You regulars already know my complaint. For whatever the reason, Washington philanthropist Robert H. Smith enjoyed a free ride from the Post’s usually stellar obituary desk as well as from the editorial page. His family’s paid obit at Legacy.com was rather redundant.
Ahead I’ll compare the Smith encomia with a more balanced write-up of Indianapolis philanthropist Ruth Lilly, shown to the left, and I’ll also share some wisdom from J.Y. Smith, the desk’s first official editor.
The Robert Smith write-up, dated Dec. 31, 2009, ends with a soaring quote from its subject: “Life is a two-way street. Those of us fortunate enough to generate more funds than we need have a responsibility to give back. I feel my responsibility is to America.”

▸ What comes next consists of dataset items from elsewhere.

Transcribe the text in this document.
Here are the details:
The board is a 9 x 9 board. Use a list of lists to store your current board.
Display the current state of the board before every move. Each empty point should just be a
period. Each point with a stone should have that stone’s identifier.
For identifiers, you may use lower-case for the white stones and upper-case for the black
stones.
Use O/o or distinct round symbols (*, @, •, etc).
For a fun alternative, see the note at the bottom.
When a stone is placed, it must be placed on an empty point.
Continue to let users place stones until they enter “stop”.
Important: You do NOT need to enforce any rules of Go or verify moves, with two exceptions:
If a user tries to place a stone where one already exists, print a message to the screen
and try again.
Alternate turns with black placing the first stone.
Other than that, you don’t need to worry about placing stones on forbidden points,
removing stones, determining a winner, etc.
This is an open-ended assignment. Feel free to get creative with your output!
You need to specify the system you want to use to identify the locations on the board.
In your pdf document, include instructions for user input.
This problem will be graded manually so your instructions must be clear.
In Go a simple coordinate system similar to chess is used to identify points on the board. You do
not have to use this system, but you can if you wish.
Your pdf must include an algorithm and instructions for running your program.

Ms. Lilly’s obituary in the Post the next day is still mostly positive, but never a puff job. “Her financial dealings,” concludes the obit, picked up from the Associated Press, “had been handled by a court-appointed guardian since 1981, when she was declared incompetent.
“Ms. Lilly battled depression for most of her life but was helped greatly by Eli Lilly and Co.’s blockbuster antidepressant Prozac, which came on the market in 1988, the [Indianapolis] Star reported.”
So what standards should the Post use for obit writing?
An old friend of mine is still appalled after all these decades by the collapse of a Smith-owned building, where 14 construction workers died and dozens of others suffered injuries, such as concrete chips and other irritants lodged in one man’s lungs. But she says obituary writers should filter out anything negative about the dead, including Robert H. Smith. I myself want slack cut for the dead, but not full-blown PR jobs.
The late J.Y. Smith, the first official editor of the Washington Post obit desk, as noted, may himself have been tougher than my friend and I on these matters.
“His tenure as The Post’s obituaries editor from 1977 to 1988 coincided with the first deaths from AIDS,” recalled Adam Bernstein, current head of L Street’s obit operation, in a Smith sendoff headlined J.Y. Smith, 74, Raised Standards for Post Obituaries. “Mr. Smith retained a staunch belief that ‘the newspaper has a duty to reflect the world as it really is,’ he wrote in The Post in 1987. ‘That is the whole point of journalism, and it is the single best reason for citing AIDS as a cause of death.’
“He suggested that those wishing to conceal information or have entire control over content could buy a paid death notice.
“’People try to deny painful memories,’ he wrote. ‘In this way death is the enemy of common sense and, unless one is very careful, death always wins. Denying painful memories is to deny part of the life itself.’
“Mr. Smith set a similar standard for himself and declined to deny his own painful memories. In 1989, when Redskins player Dexter Manley was disciplined by the National Football League after he tested positive for substance abuse, Mr. Smith discussed publicly his own addiction to alcohol and his recovery.”
In Robert Smith’s case, I’d have at least briefly included the Skyline tragedy while mentioning the controversies over the cause of the 14 deaths and subsequently favorable legal outcomes for the Smiths (at least pro-Smith as far as I know, despite some people’s continuing skepticism about the verdicts). Robert was the family member running the construction operation in 1973. To my knowledge, the construction workers died without major punishment of anyone. The Smiths blamed others.
Had I been the obit writer, I’d also have mentioned Sen. Abraham Ribicoff’s secret investment in the government-leased and CIA-occupied Key Building in Arlington, apparently a violation of law. It made the NBC Nightly News, by way of a segment from James Polk, a Pulitzer Prize-winning alum of the Washington Star.
Ribicoff sat on a relevant Senate committee and had claimed to have avoided such conflicts. As the guy who originally broke the Ribicoff story, in the Connecticut papers, I would like the truth to come out in the Post. At the time, 1975, nothing appeared in any Washington daily, for reasons still unknown to me.
My novel is isn’t just about a fictitious building collapse and fictitious political corruption: it’s also about fictitious cover-ups at a fictitious Washington newspaper, and I’d rather that real life not plagiarize me. To be more precise, I don’t see any evil conspiracy behind the obit desk’s actions. But I will say that I find the news judgment here to be rather different from the kind that AP and the Post used with Ms. Lilly.
Had J.Y. Smith been writing about the other Smith—no family relationship—I suspect he’d have mentioned both Skyline and Key while correctly keeping the obit predominantly favorable.